ThreeFlow isn’t our only Phoenix. We LOVE these types of rounds because they provide the time for us to get to know a founder — for us to develop our own unique insight on them and on the potential for their business, rather than leaning on first-order thinking in a fast-paced auction process. Just as importantly, the founders get to know us through the process, seeing how we can be additive partners to their business. There have been countless companies outside our portfolio (Slack is a great example) that have emerged from failed first attempts to become “mythical” businesses.
Generally speaking, since these are not hotly contested auction-based financings, they provide the time for founders and investors to get to know each other.

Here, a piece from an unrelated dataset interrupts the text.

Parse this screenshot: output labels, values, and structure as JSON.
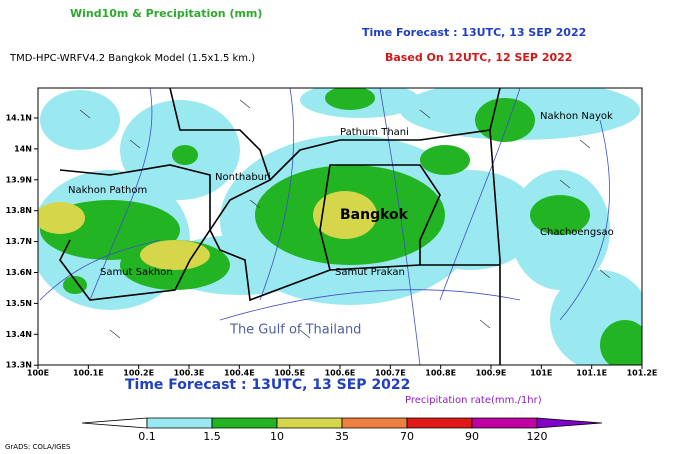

This enables investors who may have unique insight on the market to mutually align on a new plan with the founders. In many cases, we’ve seen investors (including ourselves) stress-test the potential pivot with customers in their network. The time spent on the process can provide a prospective investor the opportunity to see insights on the company and (more importantly) founder’s potential beyond the existing business, while providing the founder the opportunity to get to know the investors as additive partners to the business before adding them to their cap table.

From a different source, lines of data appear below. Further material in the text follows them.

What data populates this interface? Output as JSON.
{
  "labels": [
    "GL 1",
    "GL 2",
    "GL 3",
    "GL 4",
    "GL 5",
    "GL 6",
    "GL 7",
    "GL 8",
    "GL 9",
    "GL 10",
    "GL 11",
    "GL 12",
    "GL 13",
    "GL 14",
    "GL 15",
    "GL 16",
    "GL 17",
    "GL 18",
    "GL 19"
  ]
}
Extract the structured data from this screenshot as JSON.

These rounds can be messy and complicated, and they require work (usually prior to being on the cap table) to help a company pivot. They require market intelligence/networks to see data points before they are there, and may even require reworking the cap tables. In no way are these companies “obvious.” But investing to generate rare returns is rarely obvious. These rounds provide an opportunity for investors to find exceptional opportunities that others don’t appreciate and to help turn the non-consensus companies into consensus category leaders. Phoenix rounds will never be consensus, but mythical companies will be made there and we suspect mythical returns will be, too.